Meta a finalement donné suite à ses menaces et a commencé à bloquer les nouvelles sur Facebook et Instagram au Canada. La société l’a fait en raison de la loi sur les nouvelles en ligne. Exiger que les entreprises technologiques opérant au Canada paient des frais aux éditeurs de nouvelles pour la diffusion de leur contenu.
De grandes plateformes sociales comme Google et Meta ont été impliquées dans un différend juridique avec les gouvernements du monde entier concernant le paiement des éditeurs de nouvelles. Google pourrait trouver un accord avec les éditeurs de l’UE, mais Meta ne semble pas vouloir apaiser.

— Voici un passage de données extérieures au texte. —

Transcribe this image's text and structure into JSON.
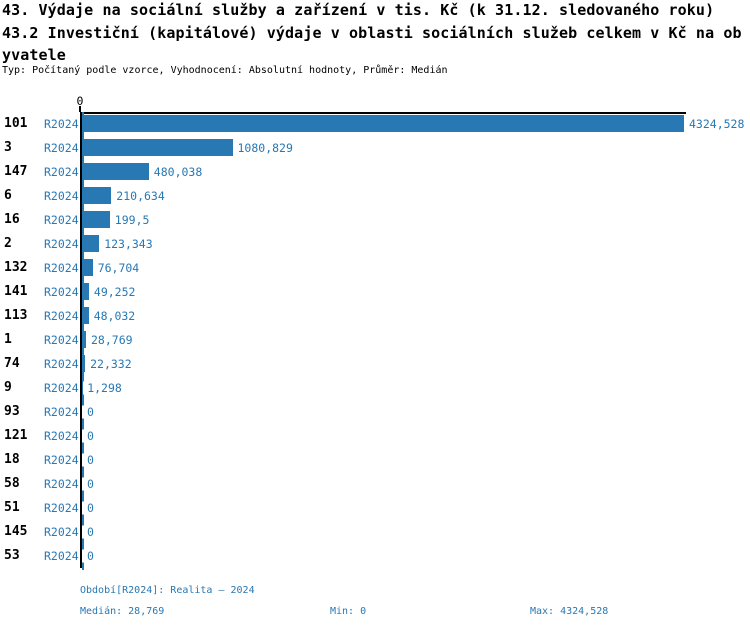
{
  "title": {
    "line1": "43. Výdaje na sociální služby a zařízení v tis. Kč (k 31.12. sledovaného roku)",
    "line2": "43.2 Investiční (kapitálové) výdaje v oblasti sociálních služeb celkem v Kč na ob",
    "line3": "yvatele",
    "meta": "Typ: Počítaný podle vzorce, Vyhodnocení: Absolutní hodnoty, Průměr: Medián"
  },
  "chart_data": {
    "type": "bar",
    "orientation": "horizontal",
    "series_label": "R2024",
    "axis_zero_label": "0",
    "categories": [
      "101",
      "3",
      "147",
      "6",
      "16",
      "2",
      "132",
      "141",
      "113",
      "1",
      "74",
      "9",
      "93",
      "121",
      "18",
      "58",
      "51",
      "145",
      "53"
    ],
    "values": [
      4324.528,
      1080.829,
      480.038,
      210.634,
      199.5,
      123.343,
      76.704,
      49.252,
      48.032,
      28.769,
      22.332,
      1.298,
      0,
      0,
      0,
      0,
      0,
      0,
      0
    ],
    "value_labels": [
      "4324,528",
      "1080,829",
      "480,038",
      "210,634",
      "199,5",
      "123,343",
      "76,704",
      "49,252",
      "48,032",
      "28,769",
      "22,332",
      "1,298",
      "0",
      "0",
      "0",
      "0",
      "0",
      "0",
      "0"
    ],
    "xlim": [
      0,
      4324.528
    ],
    "grid": "zero-line-dashed",
    "legend_position": "none",
    "bar_color": "#2878b4",
    "axis_color": "#000000",
    "label_color": "#2878b4"
  },
  "footer": {
    "period": "Období[R2024]: Realita – 2024",
    "median": "Medián: 28,769",
    "min": "Min: 0",
    "max": "Max: 4324,528"
  },
  "colors": {
    "accent_blue": "#2878b4",
    "text_black": "#000000",
    "background": "#ffffff"
  }
}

La loi canadienne sur les nouvelles en ligne oblige Meta à régler avec les éditeurs du pays. Cependant, en réponse, la société a bloqué le contenu des nouvelles sur Facebook et Instagram au Canada.

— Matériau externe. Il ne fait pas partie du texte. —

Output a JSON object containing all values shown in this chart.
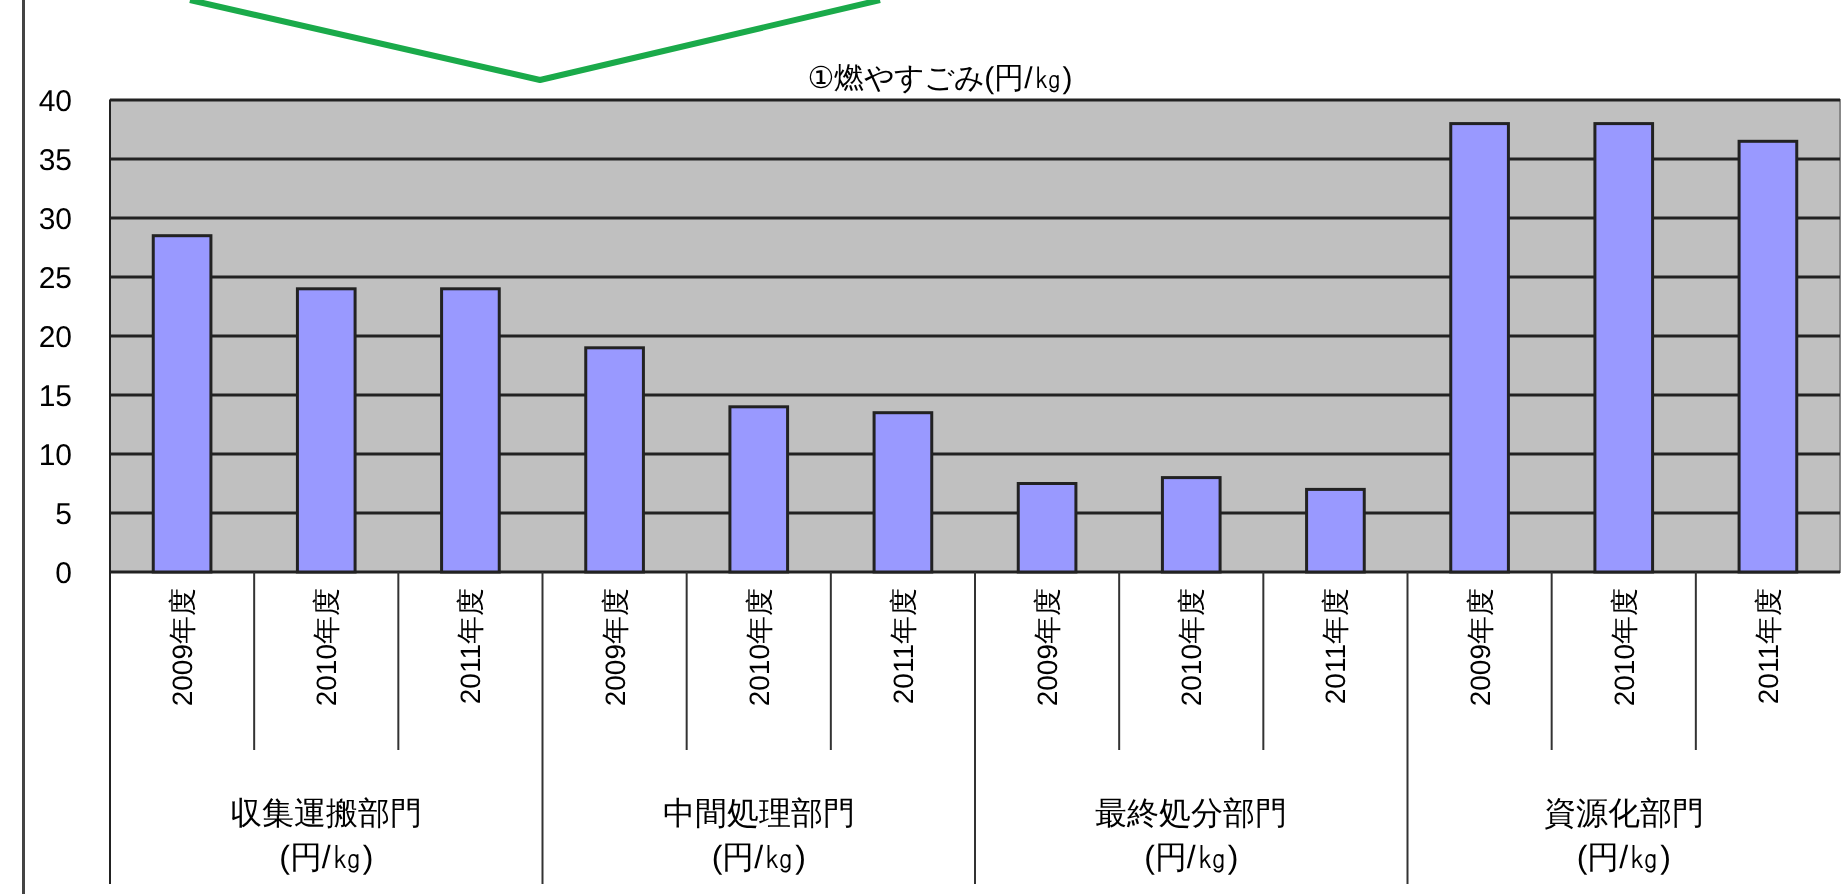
{
  "chart_data": {
    "type": "bar",
    "title": "①燃やすごみ(円/㎏)",
    "categories": [
      "2009年度",
      "2010年度",
      "2011年度",
      "2009年度",
      "2010年度",
      "2011年度",
      "2009年度",
      "2010年度",
      "2011年度",
      "2009年度",
      "2010年度",
      "2011年度"
    ],
    "values": [
      28.5,
      24,
      24,
      19,
      14,
      13.5,
      7.5,
      8,
      7,
      38,
      38,
      36.5
    ],
    "color": "#9999ff",
    "ylim": [
      0,
      40
    ],
    "yticks": [
      0,
      5,
      10,
      15,
      20,
      25,
      30,
      35,
      40
    ],
    "grid": "y",
    "annotations": [
      "収集運搬部門\n(円/㎏)",
      "中間処理部門\n(円/㎏)",
      "最終処分部門\n(円/㎏)",
      "資源化部門\n(円/㎏)"
    ]
  }
}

«Afin de nous conformer à la loi sur les nouvelles en ligne, nous avons entamé le processus de suppression de la disponibilité des nouvelles au Canada», a déclaré Meta dans son communiqué. « Ces changements commencent aujourd’hui et seront mis en œuvre pour toutes les personnes accédant à Facebook et Instagram au Canada au cours des prochaines semaines. »
Meta a commencé à bloquer le contenu des nouvelles au Canada en raison de la loi sur les nouvelles en ligne
La restriction ne couvre pas seulement le contenu des nouvelles partagées sur les plateformes Meta Facebook et Instagram. Mais comprend également des liens partagés par les utilisateurs. Cela signifie que si vous vivez aux États-Unis et que vous partagez un lien d’actualités avec votre ami au Canada, il ne pourra pas le voir. Meta a déclaré avoir commencé à identifier les organes de presse au Canada pour bloquer leur contenu et les liens vers leurs sites Web.
« Les liens vers les nouvelles et le contenu affichés par les éditeurs et les diffuseurs de nouvelles au Canada ne seront plus visibles par les Canadiens. » Mets ajoutés.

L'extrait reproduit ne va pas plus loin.